Thursday 17 November 2011

Bring on the clowns

Here's a terrific story that surfaced in The Guardian this week in the context of the Pakistan match-fixing convictions, and the fact that corruption and gambling in Asian cricket is seen as a cultural problem.
In 1995 a new mayor took office in Bogota. Among the many seemingly intractable problems he faced was the Colombian dislike of traffic regulations, and the propensity of drivers and pedestrians to flaunt them as a matter almost of civic duty. The resulting chaos on Bogota’s roads was chronic and indescribable.
The mayor, an eccentric mathematician and former rector of the National University, who had been sacked for dropping his trousers in front of a lecture theatre full of noisy students, recognised that a conventional approach would cut no ice with Bogota’s testosterone-fuelled motorists and lawless pedestrians. This called for cultural change. Eccentric though he was, the mayor was smart enough to know that no culture has ever, in the history of the world, been changed by laying on extra policemen.
He duly hired 420 clowns and mime artists to wait at strategic road junctions and traffic lights. When they spotted jay-walkers, they walked after them, imitating their movements. Reckless drivers were also subjected to mocking treatment. It worked beautifully. No one, no matter how macho, was going to be seen thumping a Marcel Marceau lookalike. Within a short time, three-quarters of Bogota’s pedestrians were meekly obeying the traffic signals.

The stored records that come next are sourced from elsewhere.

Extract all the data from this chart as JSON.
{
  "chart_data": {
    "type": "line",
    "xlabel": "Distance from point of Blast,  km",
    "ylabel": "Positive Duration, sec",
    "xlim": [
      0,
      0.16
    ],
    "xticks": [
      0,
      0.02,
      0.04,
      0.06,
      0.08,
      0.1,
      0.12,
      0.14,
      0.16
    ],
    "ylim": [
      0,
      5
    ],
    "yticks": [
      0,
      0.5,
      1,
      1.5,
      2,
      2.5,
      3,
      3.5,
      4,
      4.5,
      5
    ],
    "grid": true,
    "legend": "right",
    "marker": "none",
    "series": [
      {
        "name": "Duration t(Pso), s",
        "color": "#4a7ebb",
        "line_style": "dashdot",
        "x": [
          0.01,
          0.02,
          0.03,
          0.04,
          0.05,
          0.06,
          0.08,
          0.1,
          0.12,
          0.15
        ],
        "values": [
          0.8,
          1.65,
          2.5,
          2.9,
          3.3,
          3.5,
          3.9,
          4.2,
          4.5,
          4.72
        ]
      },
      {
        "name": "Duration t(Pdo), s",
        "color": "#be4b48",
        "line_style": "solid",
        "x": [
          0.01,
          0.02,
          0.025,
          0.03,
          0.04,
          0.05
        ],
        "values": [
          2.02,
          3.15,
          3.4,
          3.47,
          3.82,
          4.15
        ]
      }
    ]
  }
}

Reading this reminded me that so often when I go into an organisation to run a writing or storytelling workshop, the underlying requirement, even though it’s seldom acknowledged as such, is one of cultural change. The alien language, the inability to talk in an interesting way about practically anything, is symptomatic of something far deeper than a failure of vocabulary or a paucity of imagination. It’s about the way that people who are perfectly bold and assertive as individuals, when thrown together in large groups, develop a collective aversion to risk – so they seek refuge in the banalities and convolutions of business speak.
I can’t help thinking that this is an area in which the mayor’s tactics would work a treat. Imagine a board meeting or sales conference with roving clowns who tooted on a hooter or turned a somersault or pulled a sad face at every cliché, absurd neologism or meaningless abstraction. People would soon start to speak like ordinary human beings again. Laughing at wrong behaviour seems so much better than trying to punish or correct it. After all, by any normal standards, business speak is wrong behaviour.